Mora v. Branker
This text of 2024 NY Slip Op 00381 (Mora v. Branker) is published on Counsel Stack Legal Research, covering Appellate Division of the Supreme Court of the State of New York primary law. Counsel Stack provides free access to over 12 million legal documents including statutes, case law, regulations, and constitutions.
Opinion
| Mora v Branker |
| 2024 NY Slip Op 00381 |
| Decided on January 30, 2024 |
| Appellate Division, First Department |
| Published by New York State Law Reporting Bureau pursuant to Judiciary Law § 431. |
| This opinion is uncorrected and subject to revision before publication in the Official Reports. |
Decided and Entered: January 30, 2024
Before: Singh, J.P., Kapnick, Kennedy, Higgitt, Michael, JJ.

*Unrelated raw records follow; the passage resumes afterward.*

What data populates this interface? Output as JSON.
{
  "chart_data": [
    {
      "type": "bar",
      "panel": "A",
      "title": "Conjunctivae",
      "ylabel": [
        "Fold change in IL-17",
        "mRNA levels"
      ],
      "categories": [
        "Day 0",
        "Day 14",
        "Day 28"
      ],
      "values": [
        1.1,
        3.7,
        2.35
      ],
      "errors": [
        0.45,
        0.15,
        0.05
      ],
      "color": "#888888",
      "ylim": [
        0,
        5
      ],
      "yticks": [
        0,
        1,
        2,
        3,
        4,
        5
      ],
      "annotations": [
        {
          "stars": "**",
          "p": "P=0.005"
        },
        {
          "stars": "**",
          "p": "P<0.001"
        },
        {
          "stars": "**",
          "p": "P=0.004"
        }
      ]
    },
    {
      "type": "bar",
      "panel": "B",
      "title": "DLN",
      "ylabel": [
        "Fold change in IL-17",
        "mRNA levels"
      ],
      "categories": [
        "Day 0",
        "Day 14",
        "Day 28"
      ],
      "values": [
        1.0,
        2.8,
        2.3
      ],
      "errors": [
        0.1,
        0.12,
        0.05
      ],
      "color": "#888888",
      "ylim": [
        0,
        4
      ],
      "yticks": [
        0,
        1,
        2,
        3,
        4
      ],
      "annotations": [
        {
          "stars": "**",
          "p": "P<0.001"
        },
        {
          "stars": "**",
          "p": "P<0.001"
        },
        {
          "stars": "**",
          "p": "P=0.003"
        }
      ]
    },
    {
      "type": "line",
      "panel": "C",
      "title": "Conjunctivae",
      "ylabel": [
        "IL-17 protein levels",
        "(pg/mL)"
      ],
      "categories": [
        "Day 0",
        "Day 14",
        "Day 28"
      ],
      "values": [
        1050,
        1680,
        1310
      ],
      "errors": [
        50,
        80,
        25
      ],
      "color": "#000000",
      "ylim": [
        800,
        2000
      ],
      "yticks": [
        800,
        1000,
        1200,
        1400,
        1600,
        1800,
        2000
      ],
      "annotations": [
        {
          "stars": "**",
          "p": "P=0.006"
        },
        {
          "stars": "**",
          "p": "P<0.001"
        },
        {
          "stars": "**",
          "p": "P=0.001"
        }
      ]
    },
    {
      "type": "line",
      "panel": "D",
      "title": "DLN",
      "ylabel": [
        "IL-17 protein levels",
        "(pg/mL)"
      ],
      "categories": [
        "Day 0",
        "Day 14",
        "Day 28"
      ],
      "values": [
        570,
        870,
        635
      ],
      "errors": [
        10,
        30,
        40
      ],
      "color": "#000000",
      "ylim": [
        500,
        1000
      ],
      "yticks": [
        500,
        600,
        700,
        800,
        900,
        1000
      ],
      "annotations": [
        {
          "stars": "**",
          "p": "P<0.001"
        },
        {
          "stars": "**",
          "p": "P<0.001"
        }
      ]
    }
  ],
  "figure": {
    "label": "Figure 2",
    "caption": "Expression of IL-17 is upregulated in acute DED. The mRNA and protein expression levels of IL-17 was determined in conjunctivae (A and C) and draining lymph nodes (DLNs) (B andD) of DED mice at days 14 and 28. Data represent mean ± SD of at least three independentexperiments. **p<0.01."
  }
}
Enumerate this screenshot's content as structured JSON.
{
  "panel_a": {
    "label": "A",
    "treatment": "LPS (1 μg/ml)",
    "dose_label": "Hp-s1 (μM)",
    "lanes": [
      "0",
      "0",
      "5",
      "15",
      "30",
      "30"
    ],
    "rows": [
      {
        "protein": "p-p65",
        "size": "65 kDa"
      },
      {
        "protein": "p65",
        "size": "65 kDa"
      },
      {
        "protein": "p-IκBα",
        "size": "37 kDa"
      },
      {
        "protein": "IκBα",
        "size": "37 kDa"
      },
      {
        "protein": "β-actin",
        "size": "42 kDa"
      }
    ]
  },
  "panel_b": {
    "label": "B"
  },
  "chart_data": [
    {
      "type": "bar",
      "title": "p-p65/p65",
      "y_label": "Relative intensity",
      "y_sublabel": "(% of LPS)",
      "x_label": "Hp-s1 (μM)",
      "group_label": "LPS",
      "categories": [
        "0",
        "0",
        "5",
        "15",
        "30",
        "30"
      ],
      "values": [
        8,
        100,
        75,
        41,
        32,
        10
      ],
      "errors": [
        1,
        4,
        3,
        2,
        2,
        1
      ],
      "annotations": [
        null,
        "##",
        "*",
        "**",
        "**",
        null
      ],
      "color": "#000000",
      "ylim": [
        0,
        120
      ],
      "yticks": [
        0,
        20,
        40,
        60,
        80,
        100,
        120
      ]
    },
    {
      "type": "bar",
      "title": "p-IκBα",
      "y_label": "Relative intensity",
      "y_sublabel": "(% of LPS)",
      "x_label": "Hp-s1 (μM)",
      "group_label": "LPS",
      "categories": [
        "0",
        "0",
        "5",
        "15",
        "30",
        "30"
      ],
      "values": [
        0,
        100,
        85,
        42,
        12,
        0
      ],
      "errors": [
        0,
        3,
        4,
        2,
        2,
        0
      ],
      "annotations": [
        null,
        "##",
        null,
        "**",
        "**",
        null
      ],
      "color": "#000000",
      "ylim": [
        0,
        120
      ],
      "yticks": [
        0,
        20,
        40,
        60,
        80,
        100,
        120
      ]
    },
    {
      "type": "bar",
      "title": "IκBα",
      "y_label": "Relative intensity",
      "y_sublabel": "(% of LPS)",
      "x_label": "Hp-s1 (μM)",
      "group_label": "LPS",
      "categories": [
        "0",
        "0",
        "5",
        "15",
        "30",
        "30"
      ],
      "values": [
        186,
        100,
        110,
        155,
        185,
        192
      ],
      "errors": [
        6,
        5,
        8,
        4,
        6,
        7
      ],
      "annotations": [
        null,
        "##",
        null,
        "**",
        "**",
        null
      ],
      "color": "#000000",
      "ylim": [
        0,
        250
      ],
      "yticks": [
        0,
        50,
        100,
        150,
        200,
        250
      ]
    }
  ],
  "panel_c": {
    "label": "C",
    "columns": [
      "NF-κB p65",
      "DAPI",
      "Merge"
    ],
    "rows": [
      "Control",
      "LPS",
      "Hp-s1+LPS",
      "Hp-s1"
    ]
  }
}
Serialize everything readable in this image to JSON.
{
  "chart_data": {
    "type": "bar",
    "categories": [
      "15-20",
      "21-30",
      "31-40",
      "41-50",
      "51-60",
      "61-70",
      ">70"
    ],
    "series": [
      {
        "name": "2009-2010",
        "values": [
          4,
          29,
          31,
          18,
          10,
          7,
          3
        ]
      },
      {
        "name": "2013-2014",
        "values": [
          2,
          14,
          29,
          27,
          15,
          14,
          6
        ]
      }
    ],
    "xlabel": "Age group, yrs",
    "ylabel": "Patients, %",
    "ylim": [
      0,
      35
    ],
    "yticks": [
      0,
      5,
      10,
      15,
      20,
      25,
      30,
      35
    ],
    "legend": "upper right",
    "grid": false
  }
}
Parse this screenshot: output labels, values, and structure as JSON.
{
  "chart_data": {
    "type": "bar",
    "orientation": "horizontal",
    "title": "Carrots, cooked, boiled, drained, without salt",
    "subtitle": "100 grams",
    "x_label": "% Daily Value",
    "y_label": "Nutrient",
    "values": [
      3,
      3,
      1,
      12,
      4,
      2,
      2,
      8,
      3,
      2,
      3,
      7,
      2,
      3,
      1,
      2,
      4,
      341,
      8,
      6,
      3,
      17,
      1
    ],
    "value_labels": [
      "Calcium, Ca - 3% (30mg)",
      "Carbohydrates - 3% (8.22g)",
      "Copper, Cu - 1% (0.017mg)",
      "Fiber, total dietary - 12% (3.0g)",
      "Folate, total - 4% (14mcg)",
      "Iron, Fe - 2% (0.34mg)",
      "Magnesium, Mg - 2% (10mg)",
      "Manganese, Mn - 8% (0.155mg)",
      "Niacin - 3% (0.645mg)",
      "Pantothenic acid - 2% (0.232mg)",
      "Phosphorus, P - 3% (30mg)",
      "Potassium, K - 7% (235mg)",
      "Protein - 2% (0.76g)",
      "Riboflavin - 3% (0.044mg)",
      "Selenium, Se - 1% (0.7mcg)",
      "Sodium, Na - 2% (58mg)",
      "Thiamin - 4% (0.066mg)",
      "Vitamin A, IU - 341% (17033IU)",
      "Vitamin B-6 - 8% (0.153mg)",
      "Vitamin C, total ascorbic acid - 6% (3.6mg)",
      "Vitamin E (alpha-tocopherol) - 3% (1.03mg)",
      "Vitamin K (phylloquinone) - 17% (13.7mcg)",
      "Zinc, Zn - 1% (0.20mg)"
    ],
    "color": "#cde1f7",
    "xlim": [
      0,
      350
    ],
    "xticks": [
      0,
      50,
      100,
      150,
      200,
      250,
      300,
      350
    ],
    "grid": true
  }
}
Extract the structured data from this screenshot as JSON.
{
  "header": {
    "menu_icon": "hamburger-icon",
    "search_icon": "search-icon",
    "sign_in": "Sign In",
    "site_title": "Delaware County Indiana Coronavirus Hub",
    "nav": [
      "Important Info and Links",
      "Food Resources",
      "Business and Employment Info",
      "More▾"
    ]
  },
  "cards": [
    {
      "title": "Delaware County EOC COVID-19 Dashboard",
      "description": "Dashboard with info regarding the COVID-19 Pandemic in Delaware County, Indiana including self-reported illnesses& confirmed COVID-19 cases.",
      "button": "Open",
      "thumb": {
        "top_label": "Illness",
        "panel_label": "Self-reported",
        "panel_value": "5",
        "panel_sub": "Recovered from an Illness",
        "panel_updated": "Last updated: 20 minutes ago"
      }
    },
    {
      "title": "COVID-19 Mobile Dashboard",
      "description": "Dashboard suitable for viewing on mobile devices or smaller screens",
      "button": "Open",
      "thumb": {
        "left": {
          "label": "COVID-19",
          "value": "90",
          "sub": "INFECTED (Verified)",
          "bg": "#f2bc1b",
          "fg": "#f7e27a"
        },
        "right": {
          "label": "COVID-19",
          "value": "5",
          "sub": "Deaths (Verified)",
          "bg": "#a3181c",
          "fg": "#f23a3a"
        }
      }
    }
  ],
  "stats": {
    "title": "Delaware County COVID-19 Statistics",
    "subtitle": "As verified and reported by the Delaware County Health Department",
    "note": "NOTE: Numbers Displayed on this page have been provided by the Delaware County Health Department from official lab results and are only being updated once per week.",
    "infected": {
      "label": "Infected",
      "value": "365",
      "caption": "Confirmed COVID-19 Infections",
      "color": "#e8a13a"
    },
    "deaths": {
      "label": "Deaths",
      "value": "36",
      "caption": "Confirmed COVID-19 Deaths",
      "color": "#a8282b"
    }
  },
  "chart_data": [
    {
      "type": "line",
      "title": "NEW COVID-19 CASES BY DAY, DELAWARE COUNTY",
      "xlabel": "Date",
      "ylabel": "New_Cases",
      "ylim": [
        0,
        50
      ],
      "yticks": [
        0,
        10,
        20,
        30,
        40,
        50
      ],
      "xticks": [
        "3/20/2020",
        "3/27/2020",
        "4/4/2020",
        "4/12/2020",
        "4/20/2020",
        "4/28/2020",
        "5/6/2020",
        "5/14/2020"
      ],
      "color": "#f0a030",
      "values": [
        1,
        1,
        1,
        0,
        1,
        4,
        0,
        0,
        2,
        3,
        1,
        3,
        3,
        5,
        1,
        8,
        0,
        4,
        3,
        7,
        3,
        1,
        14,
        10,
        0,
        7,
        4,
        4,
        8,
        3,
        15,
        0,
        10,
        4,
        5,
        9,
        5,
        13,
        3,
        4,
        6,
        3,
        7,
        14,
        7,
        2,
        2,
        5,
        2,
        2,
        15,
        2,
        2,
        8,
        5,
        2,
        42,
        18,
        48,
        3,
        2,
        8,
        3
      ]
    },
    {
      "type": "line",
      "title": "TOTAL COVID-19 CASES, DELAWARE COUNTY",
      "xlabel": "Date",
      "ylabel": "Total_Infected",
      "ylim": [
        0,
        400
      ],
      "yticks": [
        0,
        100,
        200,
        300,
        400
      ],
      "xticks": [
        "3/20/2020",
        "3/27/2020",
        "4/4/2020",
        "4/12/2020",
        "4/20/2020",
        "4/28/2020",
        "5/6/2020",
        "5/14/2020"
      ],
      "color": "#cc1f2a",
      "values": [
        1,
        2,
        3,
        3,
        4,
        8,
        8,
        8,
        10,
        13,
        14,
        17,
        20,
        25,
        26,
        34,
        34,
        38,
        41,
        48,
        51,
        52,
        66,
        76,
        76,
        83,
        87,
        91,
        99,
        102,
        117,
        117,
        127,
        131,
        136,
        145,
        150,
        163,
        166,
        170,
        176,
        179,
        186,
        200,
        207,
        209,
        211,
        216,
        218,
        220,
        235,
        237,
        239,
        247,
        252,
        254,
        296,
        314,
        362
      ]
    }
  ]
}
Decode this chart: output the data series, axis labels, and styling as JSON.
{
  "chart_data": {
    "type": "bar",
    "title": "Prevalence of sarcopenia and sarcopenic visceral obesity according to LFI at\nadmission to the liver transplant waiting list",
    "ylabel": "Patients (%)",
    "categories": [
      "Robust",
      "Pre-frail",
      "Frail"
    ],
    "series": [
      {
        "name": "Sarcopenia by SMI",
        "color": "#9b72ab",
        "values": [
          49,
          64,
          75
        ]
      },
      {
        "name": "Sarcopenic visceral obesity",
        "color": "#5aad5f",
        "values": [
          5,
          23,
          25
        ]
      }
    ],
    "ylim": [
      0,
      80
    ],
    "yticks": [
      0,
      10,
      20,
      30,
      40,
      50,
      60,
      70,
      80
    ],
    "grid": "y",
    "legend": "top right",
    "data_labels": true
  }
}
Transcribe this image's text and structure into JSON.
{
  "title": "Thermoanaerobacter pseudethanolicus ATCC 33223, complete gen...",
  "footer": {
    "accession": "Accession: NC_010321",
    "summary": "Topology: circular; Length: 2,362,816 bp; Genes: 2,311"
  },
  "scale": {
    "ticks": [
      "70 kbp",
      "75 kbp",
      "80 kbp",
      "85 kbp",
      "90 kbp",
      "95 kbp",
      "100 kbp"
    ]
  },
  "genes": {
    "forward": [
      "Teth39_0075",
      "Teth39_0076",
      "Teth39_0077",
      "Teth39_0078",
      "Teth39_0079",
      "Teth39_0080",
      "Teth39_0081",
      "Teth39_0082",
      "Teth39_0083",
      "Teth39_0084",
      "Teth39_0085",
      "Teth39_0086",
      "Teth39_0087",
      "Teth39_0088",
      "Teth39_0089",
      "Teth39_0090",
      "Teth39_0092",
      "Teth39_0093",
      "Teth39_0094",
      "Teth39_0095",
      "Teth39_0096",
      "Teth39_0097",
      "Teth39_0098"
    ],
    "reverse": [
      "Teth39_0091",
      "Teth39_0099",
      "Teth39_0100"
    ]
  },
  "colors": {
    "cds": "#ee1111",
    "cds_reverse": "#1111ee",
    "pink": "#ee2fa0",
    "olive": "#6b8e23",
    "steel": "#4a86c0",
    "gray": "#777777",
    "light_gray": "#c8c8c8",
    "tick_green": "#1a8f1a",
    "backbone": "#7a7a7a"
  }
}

Index No. 150816/18 Appeal No. 1557 Case No. 2023-01126
v
Augustus Vernac Branker et al., Defendants-Appellants.
Armienti, DeBellis & Rhoden, LLP, New York (Christopher Grimaldi of counsel), for appellants.
The Altman Law Firm, PLLC, Woodmere (Michael T. Altman of counsel), for respondent.
Order, Supreme Court, New York County (Arlene P. Bluth, J.), entered September 26, 2022, which granted plaintiff's motion for partial summary judgment on the issue of liability and dismissed defendants' affirmative defenses of comparative fault, unanimously affirmed, without costs.
The court properly granted plaintiff's motion for summary judgment on the issue of liability. Plaintiff demonstrated prima facie that he was entitled to partial summary judgment on liability because the evidence established that plaintiff was lawfully driving his vehicle eastbound in the middle lane of West 57th Street between Fifth and Sixth Avenues in Manhattan when he was struck by the bus driven by defendant driver, who was merging from the right lane into the middle lane, while in stop-and-go traffic, to avoid a vehicle parked in the bus lane (see Pichardo v Irizarry, 215 AD3d 504, 504 [1st Dept 2023]). Thus, at a minimum, defendant driver violated Vehicle & Traffic Law § 1128(a).
Defendants did not offer any nonnegligent explanation for the collision sufficient to raise any issue of fact (see Steigelman v Transervice Lease Corp., 145 AD3d 439, 440 [1st Dept 2016]). The bus driver admitted that he did not see plaintiff's car prior to the collision and did not know where plaintiff's car "came from."
Similarly, the court properly dismissed defendants' affirmative defenses of comparative fault. Defendants' contention that plaintiff's vehicle and the bus were merging simultaneously and collided or that plaintiff cut in front of the bus is mere speculation. Plaintiff's purported "admission against interest," as described by defendants' supervisor in his accident report, that he changed lanes and the bus driver retaliated by hitting him, even if admissible, fails to raise an issue of fact that plaintiff changed lanes and collided with the bus (see Goodman v IEH Auto Parts, LLC, 211 AD3d 468, 469 [1st Dept 2022]). Plaintiff testified that at all times he was traveling in the middle lane, and that he did not speak to any of defendants' representatives other than defendant bus driver. Defendant driver's testimony also does not support this narrative, as he testified that he did not see plaintiff's vehicle before the impact.
We have considered defendants' remaining arguments and find them unavailing.THIS CONSTITUTES THE DECISION AND ORDER
OF THE SUPREME COURT, APPELLATE DIVISION, FIRST DEPARTMENT.